Mme [G] [J] est décédée en cours de procédure le 24 juin 2021, Mme [Y] [F] devenant dès lors pleinement propriétaire des deux parcelles litigieuses.

Par application des dispositions de l'article 455 du code de procédure civile, les moyens développés par chacune des parties à l'appui de leurs prétentions respectives sont directement énoncés dans la partie MOTIFS DE LA DÉCISION.

Après évocation de cette affaire et clôture des débats lors de l'audience civile collégiale du 23 mai 2022 à 14h00, au cours de laquelle chacun des conseils des parties a réitéré ses précédentes écritures. La décision suivante a été mise en délibéré au 5 juillet 2022, par mise à disposition au greffe.

MOTIFS DE LA DÉCISION :

Il sera rappelé, à titre liminaire, qu'en application des dispositions de l'article 954 dernier alinéa du code de procédure civile « La cour ne statue que sur les prétentions énoncées au dispositif [des conclusions d'appel] (') », de sorte que les demandes tendant à « Constater que' », « dire et juger' » ou « Donner acte' » figurant dans tout dispositif de conclusions de procédure d'appel renvoient aux moyens et arguments développés dans le corps de ces mêmes conclusions.
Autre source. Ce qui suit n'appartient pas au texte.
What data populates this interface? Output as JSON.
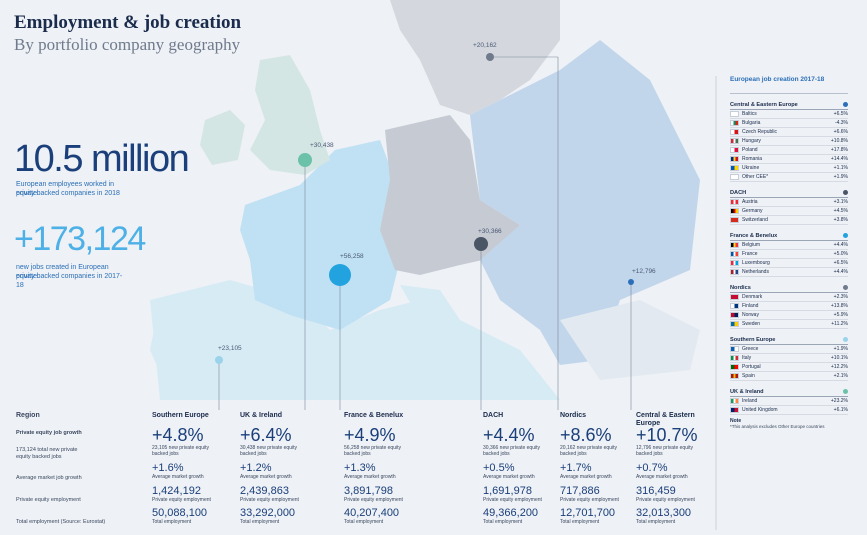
{
  "header": {
    "title": "Employment & job creation",
    "subtitle": "By portfolio company geography"
  },
  "summary": {
    "employees_value": "10.5 million",
    "employees_caption_1": "European employees worked in private",
    "employees_caption_2": "equity backed companies in 2018",
    "jobs_value": "+173,124",
    "jobs_caption_1": "new jobs created in European private",
    "jobs_caption_2": "equity backed companies in 2017-18"
  },
  "map_bubbles": [
    {
      "label": "+30,438",
      "color": "#6bc2a8"
    },
    {
      "label": "+20,162",
      "color": "#6f7a8c"
    },
    {
      "label": "+56,258",
      "color": "#22a3e0"
    },
    {
      "label": "+30,366",
      "color": "#4a5566"
    },
    {
      "label": "+12,796",
      "color": "#2b6fb8"
    },
    {
      "label": "+23,105",
      "color": "#9ad3ea"
    }
  ],
  "colors": {
    "uk": "#d4e6e4",
    "france": "#bfe1f3",
    "dach": "#c5cad3",
    "nordics": "#d4d8de",
    "cee": "#c2d6eb",
    "southern": "#d7ebf5"
  },
  "table": {
    "region_label": "Region",
    "row_labels": {
      "growth": "Private equity job growth",
      "growth_sub_1": "173,124 total new private",
      "growth_sub_2": "equity backed jobs",
      "market_growth": "Average market job growth",
      "pe_employment": "Private equity employment",
      "total_employment": "Total employment (Source: Eurostat)"
    },
    "regions": [
      {
        "name": "Southern Europe",
        "pct": "+4.8%",
        "new_jobs_1": "23,105 new private equity",
        "new_jobs_2": "backed jobs",
        "market": "+1.6%",
        "market_label": "Average market growth",
        "pe_emp": "1,424,192",
        "pe_emp_label": "Private equity employment",
        "total": "50,088,100",
        "total_label": "Total employment"
      },
      {
        "name": "UK & Ireland",
        "pct": "+6.4%",
        "new_jobs_1": "30,438 new private equity",
        "new_jobs_2": "backed jobs",
        "market": "+1.2%",
        "market_label": "Average market growth",
        "pe_emp": "2,439,863",
        "pe_emp_label": "Private equity employment",
        "total": "33,292,000",
        "total_label": "Total employment"
      },
      {
        "name": "France & Benelux",
        "pct": "+4.9%",
        "new_jobs_1": "56,258 new private equity",
        "new_jobs_2": "backed jobs",
        "market": "+1.3%",
        "market_label": "Average market growth",
        "pe_emp": "3,891,798",
        "pe_emp_label": "Private equity employment",
        "total": "40,207,400",
        "total_label": "Total employment"
      },
      {
        "name": "DACH",
        "pct": "+4.4%",
        "new_jobs_1": "30,366 new private equity",
        "new_jobs_2": "backed jobs",
        "market": "+0.5%",
        "market_label": "Average market growth",
        "pe_emp": "1,691,978",
        "pe_emp_label": "Private equity employment",
        "total": "49,366,200",
        "total_label": "Total employment"
      },
      {
        "name": "Nordics",
        "pct": "+8.6%",
        "new_jobs_1": "20,162 new private equity",
        "new_jobs_2": "backed jobs",
        "market": "+1.7%",
        "market_label": "Average market growth",
        "pe_emp": "717,886",
        "pe_emp_label": "Private equity employment",
        "total": "12,701,700",
        "total_label": "Total employment"
      },
      {
        "name": "Central & Eastern Europe",
        "pct": "+10.7%",
        "new_jobs_1": "12,796 new private equity",
        "new_jobs_2": "backed jobs",
        "market": "+0.7%",
        "market_label": "Average market growth",
        "pe_emp": "316,459",
        "pe_emp_label": "Private equity employment",
        "total": "32,013,300",
        "total_label": "Total employment"
      }
    ]
  },
  "sidebar": {
    "title": "European job creation 2017-18",
    "groups": [
      {
        "title": "Central & Eastern Europe",
        "dot": "#2b6fb8",
        "rows": [
          {
            "country": "Baltics",
            "value": "+6.5%",
            "flag": [
              "#ffffff",
              "#ffffff"
            ]
          },
          {
            "country": "Bulgaria",
            "value": "-4.3%",
            "flag": [
              "#ffffff",
              "#00966e",
              "#d62612"
            ]
          },
          {
            "country": "Czech Republic",
            "value": "+6.6%",
            "flag": [
              "#ffffff",
              "#d7141a"
            ]
          },
          {
            "country": "Hungary",
            "value": "+10.8%",
            "flag": [
              "#ce2939",
              "#ffffff",
              "#477050"
            ]
          },
          {
            "country": "Poland",
            "value": "+17.8%",
            "flag": [
              "#ffffff",
              "#dc143c"
            ]
          },
          {
            "country": "Romania",
            "value": "+14.4%",
            "flag": [
              "#002b7f",
              "#fcd116",
              "#ce1126"
            ]
          },
          {
            "country": "Ukraine",
            "value": "+1.1%",
            "flag": [
              "#0057b7",
              "#ffd700"
            ]
          },
          {
            "country": "Other CEE*",
            "value": "+1.9%",
            "flag": [
              "#ffffff",
              "#ffffff"
            ]
          }
        ]
      },
      {
        "title": "DACH",
        "dot": "#4a5566",
        "rows": [
          {
            "country": "Austria",
            "value": "+3.1%",
            "flag": [
              "#ed2939",
              "#ffffff",
              "#ed2939"
            ]
          },
          {
            "country": "Germany",
            "value": "+4.5%",
            "flag": [
              "#000000",
              "#dd0000",
              "#ffce00"
            ]
          },
          {
            "country": "Switzerland",
            "value": "+3.8%",
            "flag": [
              "#d52b1e",
              "#d52b1e"
            ]
          }
        ]
      },
      {
        "title": "France & Benelux",
        "dot": "#22a3e0",
        "rows": [
          {
            "country": "Belgium",
            "value": "+4.4%",
            "flag": [
              "#000000",
              "#fdda24",
              "#ef3340"
            ]
          },
          {
            "country": "France",
            "value": "+5.0%",
            "flag": [
              "#0055a4",
              "#ffffff",
              "#ef4135"
            ]
          },
          {
            "country": "Luxembourg",
            "value": "+6.5%",
            "flag": [
              "#ed2939",
              "#ffffff",
              "#00a1de"
            ]
          },
          {
            "country": "Netherlands",
            "value": "+4.4%",
            "flag": [
              "#ae1c28",
              "#ffffff",
              "#21468b"
            ]
          }
        ]
      },
      {
        "title": "Nordics",
        "dot": "#6f7a8c",
        "rows": [
          {
            "country": "Denmark",
            "value": "+2.3%",
            "flag": [
              "#c60c30",
              "#c60c30"
            ]
          },
          {
            "country": "Finland",
            "value": "+13.8%",
            "flag": [
              "#ffffff",
              "#003580"
            ]
          },
          {
            "country": "Norway",
            "value": "+5.9%",
            "flag": [
              "#ba0c2f",
              "#00205b"
            ]
          },
          {
            "country": "Sweden",
            "value": "+11.2%",
            "flag": [
              "#006aa7",
              "#fecc00"
            ]
          }
        ]
      },
      {
        "title": "Southern Europe",
        "dot": "#9ad3ea",
        "rows": [
          {
            "country": "Greece",
            "value": "+1.9%",
            "flag": [
              "#0d5eaf",
              "#ffffff"
            ]
          },
          {
            "country": "Italy",
            "value": "+10.1%",
            "flag": [
              "#009246",
              "#ffffff",
              "#ce2b37"
            ]
          },
          {
            "country": "Portugal",
            "value": "+12.2%",
            "flag": [
              "#006600",
              "#ff0000"
            ]
          },
          {
            "country": "Spain",
            "value": "+2.1%",
            "flag": [
              "#aa151b",
              "#f1bf00",
              "#aa151b"
            ]
          }
        ]
      },
      {
        "title": "UK & Ireland",
        "dot": "#6bc2a8",
        "rows": [
          {
            "country": "Ireland",
            "value": "+23.2%",
            "flag": [
              "#169b62",
              "#ffffff",
              "#ff883e"
            ]
          },
          {
            "country": "United Kingdom",
            "value": "+6.1%",
            "flag": [
              "#012169",
              "#c8102e"
            ]
          }
        ]
      }
    ],
    "note_title": "Note",
    "note": "*This analysis excludes Other Europe countries"
  }
}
Dans une demande qui aurait dû être préalable et se situer dans leurs conclusions en amont de toute discussion de fond, s'agissant d'une demande d'annulation de pièce, M. [D] et M. [T] ne précisent pas en quoi le constat d'huissier de justice du 8 janvier 2018 produit par Mme [F] serait contraire à l'article 6.1 de la Convention européenne des droits de l'homme pour n'avoir pas fait l'objet d'une autorisation judiciaire préalable par ordonnance. Leur demande d'annulation de cet acte extrajudiciaire produit à des fins probatoires sera en conséquence rejetée.

L'article L.411-39 du code rural et de la pêche maritime dispose que :

« Pendant la durée du bail, le preneur peut effectuer les échanges ou locations de parcelles qui ont pour conséquence d'assurer une meilleure exploitation.

Les échanges ne peuvent porter que sur la jouissance et peuvent s'exercer sur tout ou partie de la surface du fonds loué. La commission consultative départementale des baux ruraux fixe et l'autorité administrative du département publie par arrêté, pour chaque région agricole, la part de surface de fonds loué susceptible d'être échangée. Cette part peut varier en fonction de la structure des exploitations mises en valeur par le preneur. Pour les fonds mentionnés à l'article 17-1 du code rural, elle ne peut être inférieure à la moitié de la surface totale du fonds loué.

Les échanges mentionnés au présent article ne peuvent porter sur la totalité du bien loué que si sa surface n'excède pas le cinquième du seuil mentionné à l'article L. 312-1, compte tenu de la nature des cultures.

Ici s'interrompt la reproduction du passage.